I need an explanation for this Accounting question to help me study.
BE13-3 Takemoto Corporation borrowed $60,000 on November 1, 2014, by signing a $61,350, 3-month, zero-interest-bearing note. Prepare Takemoto's November 1, 2014, entry; the December 31, 2014, annual adjusting entry; and the February 1, 2015, entry.
BE13-8 Kasten, Inc., provides paid vacations to its employees. At December 31, 2014, 30 employees have earned 2 weeks of vacation time. The employees' average salary is $500 per week. Prepare Kasten's December 31, 2014, adjusting entry.

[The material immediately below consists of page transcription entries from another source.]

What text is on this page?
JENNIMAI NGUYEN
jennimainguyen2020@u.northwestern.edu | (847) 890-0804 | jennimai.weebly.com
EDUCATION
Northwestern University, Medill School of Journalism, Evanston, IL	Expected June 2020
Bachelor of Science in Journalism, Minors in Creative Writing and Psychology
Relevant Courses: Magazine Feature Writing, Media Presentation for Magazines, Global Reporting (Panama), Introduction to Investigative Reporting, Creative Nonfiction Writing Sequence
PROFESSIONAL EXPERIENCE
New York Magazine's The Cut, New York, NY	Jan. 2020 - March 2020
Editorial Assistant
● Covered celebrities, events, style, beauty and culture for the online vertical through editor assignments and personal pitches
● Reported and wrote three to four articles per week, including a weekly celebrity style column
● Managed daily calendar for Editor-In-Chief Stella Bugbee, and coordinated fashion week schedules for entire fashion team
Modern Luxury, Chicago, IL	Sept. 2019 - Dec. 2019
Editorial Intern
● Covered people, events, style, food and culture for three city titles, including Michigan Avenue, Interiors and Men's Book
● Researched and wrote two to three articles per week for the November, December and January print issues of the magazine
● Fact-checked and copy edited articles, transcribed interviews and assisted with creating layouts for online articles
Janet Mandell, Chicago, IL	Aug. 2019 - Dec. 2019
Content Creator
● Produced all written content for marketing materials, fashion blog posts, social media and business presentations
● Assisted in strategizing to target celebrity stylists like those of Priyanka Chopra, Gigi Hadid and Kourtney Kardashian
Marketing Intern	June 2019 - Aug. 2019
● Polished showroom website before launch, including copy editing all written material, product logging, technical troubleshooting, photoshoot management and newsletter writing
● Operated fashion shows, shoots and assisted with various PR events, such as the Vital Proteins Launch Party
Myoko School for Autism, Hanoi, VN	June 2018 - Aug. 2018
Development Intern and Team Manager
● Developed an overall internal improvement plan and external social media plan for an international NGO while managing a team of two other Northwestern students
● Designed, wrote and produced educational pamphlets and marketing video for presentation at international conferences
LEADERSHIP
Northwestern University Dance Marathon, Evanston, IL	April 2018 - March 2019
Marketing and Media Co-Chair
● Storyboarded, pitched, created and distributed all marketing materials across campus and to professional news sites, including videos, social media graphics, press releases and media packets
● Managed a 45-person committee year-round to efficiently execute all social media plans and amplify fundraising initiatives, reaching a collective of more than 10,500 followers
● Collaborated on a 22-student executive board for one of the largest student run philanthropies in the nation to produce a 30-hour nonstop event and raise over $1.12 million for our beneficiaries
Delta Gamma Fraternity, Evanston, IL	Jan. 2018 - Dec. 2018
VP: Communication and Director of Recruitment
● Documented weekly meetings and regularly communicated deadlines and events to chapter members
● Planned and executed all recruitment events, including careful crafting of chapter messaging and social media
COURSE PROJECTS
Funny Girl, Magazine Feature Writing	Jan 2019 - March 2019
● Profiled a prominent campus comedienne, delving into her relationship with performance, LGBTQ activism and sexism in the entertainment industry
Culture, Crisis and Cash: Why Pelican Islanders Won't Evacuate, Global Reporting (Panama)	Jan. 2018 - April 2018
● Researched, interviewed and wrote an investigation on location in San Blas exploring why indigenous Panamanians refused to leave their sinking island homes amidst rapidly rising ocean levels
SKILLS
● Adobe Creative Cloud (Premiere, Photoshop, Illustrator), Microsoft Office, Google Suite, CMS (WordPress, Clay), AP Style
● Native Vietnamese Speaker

BE13-11 Buchanan Company recently was sued by a competitor for patent infringement. Attorneys have determined that it is possible that Buchanan will lose the case and that reasonable estimate of damages to be paid by Buchanan is $300,000. In light of this case, Buchanan is considering establishing a $100,000 self-insurance allowance. What entry(ies), if any, should Buchanan record to recognize this loss contingency?
EX13-2 (Accounts and Notes Payable) The following are selected 2014 transactions of Sean Astin Corporation.
Sept. 1 Purchased inventory form Encino Company on account for $50,000. Astin records purchases gross and uses a periodic inventory system.
Oct. 1 Issued a $50,000, 12-month, 8% note to Encino in payment of account.
Oct.1 Borrowed $50,000 from the Shore Bank by signing a 12-month, zero-interest-bearing $54,000 note.